Gewerkschaften befürchten zudem, dass die Kosten für diese Krankenversicherung vom Mindestlohn einbehalten werden könnten. Immer wieder gibt es solche Versuche, den gesetzlichen Mindestlohn zu unterlaufen. So werden Überstunden weder transparent erfasst noch konkret abgerechnet, hohe Summen für Verpflegung oder Unterkunft abgezogen.

Untergebracht werden sollen Erntehelfer*innen wegen Corona nach den neuen Regeln wenn möglich in Einzelzimmern, höchstens jedoch zu Viert.
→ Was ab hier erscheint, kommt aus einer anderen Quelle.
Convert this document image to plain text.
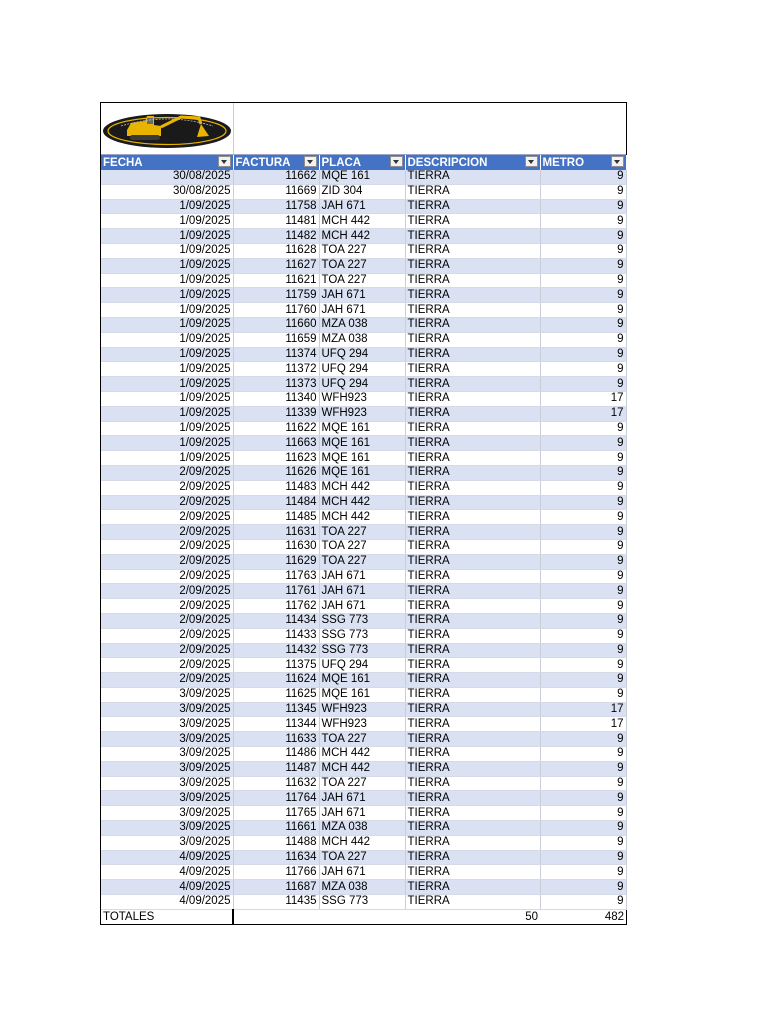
FECHA	FACTURA	PLACA	DESCRIPCION	METRO

30/08/2025	11662	MQE 161	TIERRA	9
30/08/2025	11669	ZID 304	TIERRA	9
1/09/2025	11758	JAH 671	TIERRA	9
1/09/2025	11481	MCH 442	TIERRA	9
1/09/2025	11482	MCH 442	TIERRA	9
1/09/2025	11628	TOA 227	TIERRA	9
1/09/2025	11627	TOA 227	TIERRA	9
1/09/2025	11621	TOA 227	TIERRA	9
1/09/2025	11759	JAH 671	TIERRA	9
1/09/2025	11760	JAH 671	TIERRA	9
1/09/2025	11660	MZA 038	TIERRA	9
1/09/2025	11659	MZA 038	TIERRA	9
1/09/2025	11374	UFQ 294	TIERRA	9
1/09/2025	11372	UFQ 294	TIERRA	9
1/09/2025	11373	UFQ 294	TIERRA	9
1/09/2025	11340	WFH923	TIERRA	17
1/09/2025	11339	WFH923	TIERRA	17
1/09/2025	11622	MQE 161	TIERRA	9
1/09/2025	11663	MQE 161	TIERRA	9
1/09/2025	11623	MQE 161	TIERRA	9
2/09/2025	11626	MQE 161	TIERRA	9
2/09/2025	11483	MCH 442	TIERRA	9
2/09/2025	11484	MCH 442	TIERRA	9
2/09/2025	11485	MCH 442	TIERRA	9
2/09/2025	11631	TOA 227	TIERRA	9
2/09/2025	11630	TOA 227	TIERRA	9
2/09/2025	11629	TOA 227	TIERRA	9
2/09/2025	11763	JAH 671	TIERRA	9
2/09/2025	11761	JAH 671	TIERRA	9
2/09/2025	11762	JAH 671	TIERRA	9
2/09/2025	11434	SSG 773	TIERRA	9
2/09/2025	11433	SSG 773	TIERRA	9
2/09/2025	11432	SSG 773	TIERRA	9
2/09/2025	11375	UFQ 294	TIERRA	9
2/09/2025	11624	MQE 161	TIERRA	9
3/09/2025	11625	MQE 161	TIERRA	9
3/09/2025	11345	WFH923	TIERRA	17
3/09/2025	11344	WFH923	TIERRA	17
3/09/2025	11633	TOA 227	TIERRA	9
3/09/2025	11486	MCH 442	TIERRA	9
3/09/2025	11487	MCH 442	TIERRA	9
3/09/2025	11632	TOA 227	TIERRA	9
3/09/2025	11764	JAH 671	TIERRA	9
3/09/2025	11765	JAH 671	TIERRA	9
3/09/2025	11661	MZA 038	TIERRA	9
3/09/2025	11488	MCH 442	TIERRA	9
4/09/2025	11634	TOA 227	TIERRA	9
4/09/2025	11766	JAH 671	TIERRA	9
4/09/2025	11687	MZA 038	TIERRA	9
4/09/2025	11435	SSG 773	TIERRA	9
TOTALES			50	482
Auch muss der Betrieb kostenlose FFP2-Masken, Desinfektionsspender und kostenlose Corona-Tests zu Verfügung stellen. Die IG BAU fordert zudem die Aufsichtsbehörden auf, in den kommenden Monaten »verstärkt und systematisch die Arbeits- und Unterkunftsbedingungen von Saisonkräften zu kontrollieren«.